#VU91172 Off-by-one in Linux kernel - CVE-2024-36025
Vulnerability identifier: #VU91172
Vulnerability risk: Low
CVSSv4.0: 4.3 [CVSS:4.0/AV:L/AC:L/AT:N/PR:L/UI:N/VC:N/VI:N/VA:H/SC:N/SI:N/SA:N/E:U/U:Clear]
CVE-ID:
CWE-ID:
CWE-193
Exploitation vector: Local
Exploit availability: No
Vulnerable software:
Linux kernel
Operating systems & Components /
Operating system
Vendor: Linux Foundation
Description
The vulnerability allows a local user to perform a denial of service (DoS) attack.

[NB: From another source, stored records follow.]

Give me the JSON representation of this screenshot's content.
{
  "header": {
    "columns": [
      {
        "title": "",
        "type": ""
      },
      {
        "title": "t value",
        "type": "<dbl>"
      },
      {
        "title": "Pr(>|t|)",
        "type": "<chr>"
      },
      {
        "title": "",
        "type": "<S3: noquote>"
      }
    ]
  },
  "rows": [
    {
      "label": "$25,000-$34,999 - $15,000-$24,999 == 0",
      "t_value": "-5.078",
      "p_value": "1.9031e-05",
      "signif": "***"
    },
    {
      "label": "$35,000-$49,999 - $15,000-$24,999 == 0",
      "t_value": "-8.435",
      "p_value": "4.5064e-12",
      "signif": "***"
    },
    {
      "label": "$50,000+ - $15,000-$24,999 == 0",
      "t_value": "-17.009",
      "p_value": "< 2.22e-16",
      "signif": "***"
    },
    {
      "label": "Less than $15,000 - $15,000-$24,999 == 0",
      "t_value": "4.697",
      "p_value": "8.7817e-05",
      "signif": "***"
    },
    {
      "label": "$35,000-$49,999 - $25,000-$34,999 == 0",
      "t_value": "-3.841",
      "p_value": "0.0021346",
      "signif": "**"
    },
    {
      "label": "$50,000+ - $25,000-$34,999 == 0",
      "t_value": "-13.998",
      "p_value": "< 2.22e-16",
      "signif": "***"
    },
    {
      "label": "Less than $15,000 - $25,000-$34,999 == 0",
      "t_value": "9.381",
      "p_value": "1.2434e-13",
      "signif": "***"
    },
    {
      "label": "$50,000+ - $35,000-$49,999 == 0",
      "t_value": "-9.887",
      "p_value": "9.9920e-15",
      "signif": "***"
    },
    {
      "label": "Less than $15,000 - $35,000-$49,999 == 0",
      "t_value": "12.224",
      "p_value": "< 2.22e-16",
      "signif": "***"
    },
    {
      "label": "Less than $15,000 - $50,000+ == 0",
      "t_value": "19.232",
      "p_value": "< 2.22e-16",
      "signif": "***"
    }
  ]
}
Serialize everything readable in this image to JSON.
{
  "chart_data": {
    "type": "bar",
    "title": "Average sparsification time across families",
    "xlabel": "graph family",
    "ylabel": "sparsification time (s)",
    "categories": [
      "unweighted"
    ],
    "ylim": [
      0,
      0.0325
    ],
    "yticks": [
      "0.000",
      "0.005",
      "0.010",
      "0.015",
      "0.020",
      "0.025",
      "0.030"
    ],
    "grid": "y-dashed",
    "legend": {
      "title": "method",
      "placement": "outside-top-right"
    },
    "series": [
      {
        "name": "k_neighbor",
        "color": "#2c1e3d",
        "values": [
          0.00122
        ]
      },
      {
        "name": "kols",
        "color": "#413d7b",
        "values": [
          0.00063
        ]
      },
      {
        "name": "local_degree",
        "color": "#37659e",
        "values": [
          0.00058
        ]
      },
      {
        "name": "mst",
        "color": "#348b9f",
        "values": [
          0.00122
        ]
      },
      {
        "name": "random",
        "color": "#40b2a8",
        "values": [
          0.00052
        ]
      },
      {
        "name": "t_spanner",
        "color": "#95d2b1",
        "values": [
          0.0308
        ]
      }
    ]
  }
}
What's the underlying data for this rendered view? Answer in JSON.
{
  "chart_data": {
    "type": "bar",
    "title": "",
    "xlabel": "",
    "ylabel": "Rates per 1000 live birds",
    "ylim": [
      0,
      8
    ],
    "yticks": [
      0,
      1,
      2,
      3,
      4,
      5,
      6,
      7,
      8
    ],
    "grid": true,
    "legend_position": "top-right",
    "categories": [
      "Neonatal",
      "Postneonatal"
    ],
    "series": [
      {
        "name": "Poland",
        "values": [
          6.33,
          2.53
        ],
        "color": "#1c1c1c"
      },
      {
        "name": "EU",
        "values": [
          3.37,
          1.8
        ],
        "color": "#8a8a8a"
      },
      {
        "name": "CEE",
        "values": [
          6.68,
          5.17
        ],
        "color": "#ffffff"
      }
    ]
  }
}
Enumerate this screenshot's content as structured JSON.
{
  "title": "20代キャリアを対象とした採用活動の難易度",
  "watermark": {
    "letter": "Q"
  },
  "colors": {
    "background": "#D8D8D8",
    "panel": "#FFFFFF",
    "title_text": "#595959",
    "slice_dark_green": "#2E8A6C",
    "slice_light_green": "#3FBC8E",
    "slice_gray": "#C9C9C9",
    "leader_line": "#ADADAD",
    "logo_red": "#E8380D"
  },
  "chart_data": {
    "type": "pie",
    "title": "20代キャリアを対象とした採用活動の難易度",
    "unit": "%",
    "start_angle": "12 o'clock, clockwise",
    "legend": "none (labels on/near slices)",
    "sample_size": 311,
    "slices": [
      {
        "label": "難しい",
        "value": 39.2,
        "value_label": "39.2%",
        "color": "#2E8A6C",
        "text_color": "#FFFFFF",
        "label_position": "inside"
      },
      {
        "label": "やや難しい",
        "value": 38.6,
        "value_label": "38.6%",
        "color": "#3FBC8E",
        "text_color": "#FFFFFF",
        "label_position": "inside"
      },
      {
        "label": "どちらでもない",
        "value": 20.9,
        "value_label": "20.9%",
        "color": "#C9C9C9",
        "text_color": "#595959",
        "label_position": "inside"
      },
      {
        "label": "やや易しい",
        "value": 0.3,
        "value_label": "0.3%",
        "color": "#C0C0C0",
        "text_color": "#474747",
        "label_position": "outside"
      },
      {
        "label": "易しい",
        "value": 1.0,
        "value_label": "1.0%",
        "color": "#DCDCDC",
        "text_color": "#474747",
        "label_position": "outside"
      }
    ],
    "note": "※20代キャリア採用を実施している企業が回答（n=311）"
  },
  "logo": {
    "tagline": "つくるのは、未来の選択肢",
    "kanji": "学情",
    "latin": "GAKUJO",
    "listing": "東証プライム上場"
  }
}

The vulnerability exists due to an off-by-one error within the qla_edif_app_getstats() function in drivers/scsi/qla2xxx/qla_edif.c. A local user can perform a denial of service (DoS) attack.
Mitigation
Install update from vendor's website.
Vulnerable software versions
Linux kernel: All versions
External links
http://git.kernel.org/stable/c/8c820f7c8e9b46238d277c575392fe9930207aab
http://git.kernel.org/stable/c/9fc74e367be4247a5ac39bb8ec41eaa73fade510
http://git.kernel.org/stable/c/60b87b5ecbe07d70897d35947b0bb3e76ccd1b3a
http://git.kernel.org/stable/c/ea8ac95c22c93acecb710209a7fd10b851afe817
http://git.kernel.org/stable/c/4406e4176f47177f5e51b4cc7e6a7a2ff3dbfbbd
Q & A
Can this vulnerability be exploited remotely?
No. This vulnerability can be exploited locally. The attacker should have authentication credentials and successfully authenticate on the system.
Is there known malware, which exploits this vulnerability?
No. We are not aware of malware exploiting this vulnerability.